Films Based On The Comic Strip
- 91:an Karlsson. "Hela Sveriges lilla beväringsman" (1946)
- 91:an Karlssons permis (1947)
- 91 Karlssons bravader (1951)
- Alla tiders 91 Karlsson (1953)
- 91 Karlsson rycker in (1955)
- 91:an Karlsson slår knock out (1957)
- 91:an Karlsson muckar (tror han) (1959)
- 91:an och generalernas fnatt (1977)
Read more about this topic: 91:an (comic Strip)
Famous quotes containing the words comic strip, films, based, comic and/or strip:
“Commercial jazz, soap opera, pulp fiction, comic strips, the movies set the images, mannerisms, standards, and aims of the urban masses. In one way or another, everyone is equal before these cultural machines; like technology itself, the mass media are nearly universal in their incidence and appeal. They are a kind of common denominator, a kind of scheme for pre-scheduled, mass emotions.”
—C. Wright Mills (191662)
“Television does not dominate or insist, as movies do. It is not sensational, but taken for granted. Insistence would destroy it, for its message is so dire that it relies on being the background drone that counters silence. For most of us, it is something turned on and off as we would the light. It is a service, not a luxury or a thing of choice.”
—David Thomson, U.S. film historian. America in the Dark: The Impact of Hollywood Films on American Culture, ch. 8, William Morrow (1977)
“This is a war universe. War all the time. That is its nature.

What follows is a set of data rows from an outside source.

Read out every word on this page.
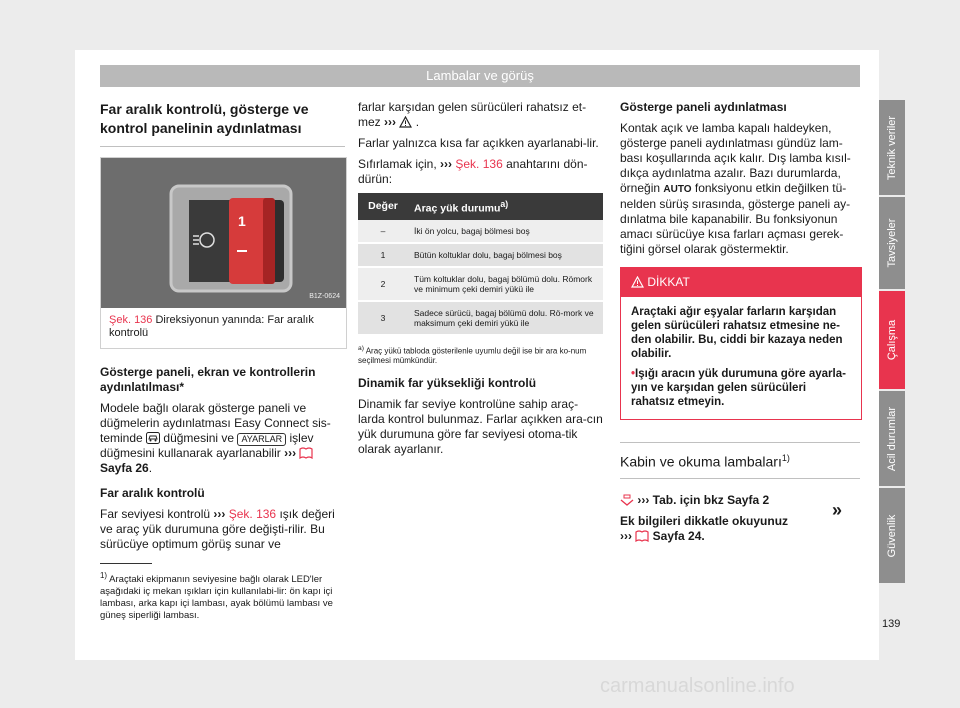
Lambalar ve görüş
Far aralık kontrolü, gösterge ve kontrol panelinin aydınlatması
1
B1Z-0624
Şek. 136 Direksiyonun yanında: Far aralık kontrolü

Gösterge paneli, ekran ve kontrollerin aydınlatılması*

Modele bağlı olarak gösterge paneli ve düğmelerin aydınlatması Easy Connect sis-teminde düğmesini ve AYARLAR işlev düğmesini kullanarak ayarlanabilir ›››  Sayfa 26.

Far aralık kontrolü

Far seviyesi kontrolü ››› Şek. 136 ışık değeri ve araç yük durumuna göre değişti-rilir. Bu sürücüye optimum görüş sunar ve

$^{1)}$ Araçtaki ekipmanın seviyesine bağlı olarak LED'ler aşağıdaki iç mekan ışıkları için kullanılabi-lir: ön kapı içi lambası, arka kapı içi lambası, ayak bölümü lambası ve güneş siperliği lambası.

farlar karşıdan gelen sürücüleri rahatsız et-mez ›››  .

Farlar yalnızca kısa far açıkken ayarlanabi-lir.

Sıfırlamak için, ››› Şek. 136 anahtarını dön-dürün:

Değer	Araç yük durumu$^{a)}$
–	İki ön yolcu, bagaj bölmesi boş
1	Bütün koltuklar dolu, bagaj bölmesi boş
2	Tüm koltuklar dolu, bagaj bölümü dolu. Römork ve minimum çeki demiri yükü ile
3	Sadece sürücü, bagaj bölümü dolu. Rö-mork ve maksimum çeki demiri yükü ile
$^{a)}$ Araç yükü tabloda gösterilenle uyumlu değil ise bir ara ko-num seçilmesi mümkündür.

Dinamik far yüksekliği kontrolü

Dinamik far seviye kontrolüne sahip araç-larda kontrol bulunmaz. Farlar açıkken ara-cın yük durumuna göre far seviyesi otoma-tik olarak ayarlanır.

Gösterge paneli aydınlatması

Kontak açık ve lamba kapalı haldeyken, gösterge paneli aydınlatması gündüz lam-bası koşullarında açık kalır. Dış lamba kısıl-dıkça aydınlatma azalır. Bazı durumlarda, örneğin AUTO fonksiyonu etkin değilken tü-nelden sürüş sırasında, gösterge paneli ay-dınlatma bile kapanabilir. Bu fonksiyonun amacı sürücüye kısa farları açması gerek-tiğini görsel olarak göstermektir.

DİKKAT

Araçtaki ağır eşyalar farların karşıdan gelen sürücüleri rahatsız etmesine ne-den olabilir. Bu, ciddi bir kazaya neden olabilir.

• Işığı aracın yük durumuna göre ayarla-yın ve karşıdan gelen sürücüleri rahatsız etmeyin.

Kabin ve okuma lambaları$^{1)}$

››› Tab. için bkz Sayfa 2

Ek bilgileri dikkatle okuyunuz

›››  Sayfa 24.

»
Teknik veriler
Tavsiyeler
Çalışma
Acil durumlar
Güvenlik
139
carmanualsonline.info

There may be other universes based on all sorts of other principles, but ours seems to be based on war and games.”
—William Burroughs (b. 1914)
“Commercial jazz, soap opera, pulp fiction, comic strips, the movies set the images, mannerisms, standards, and aims of the urban masses. In one way or another, everyone is equal before these cultural machines; like technology itself, the mass media are nearly universal in their incidence and appeal. They are a kind of common denominator, a kind of scheme for pre-scheduled, mass emotions.”
—C. Wright Mills (191662)
“Perfect present has no existence in our consciousness. As I said years ago in Erewhon, it lives but upon the sufferance of past and future. We are like men standing on a narrow footbridge over a railway. We can watch the future hurrying like an express train towards us, and then hurrying into the past, but in the narrow strip of present we cannot see it. Strange that that which is the most essential to our consciousness should be exactly that of which we are least definitely conscious.”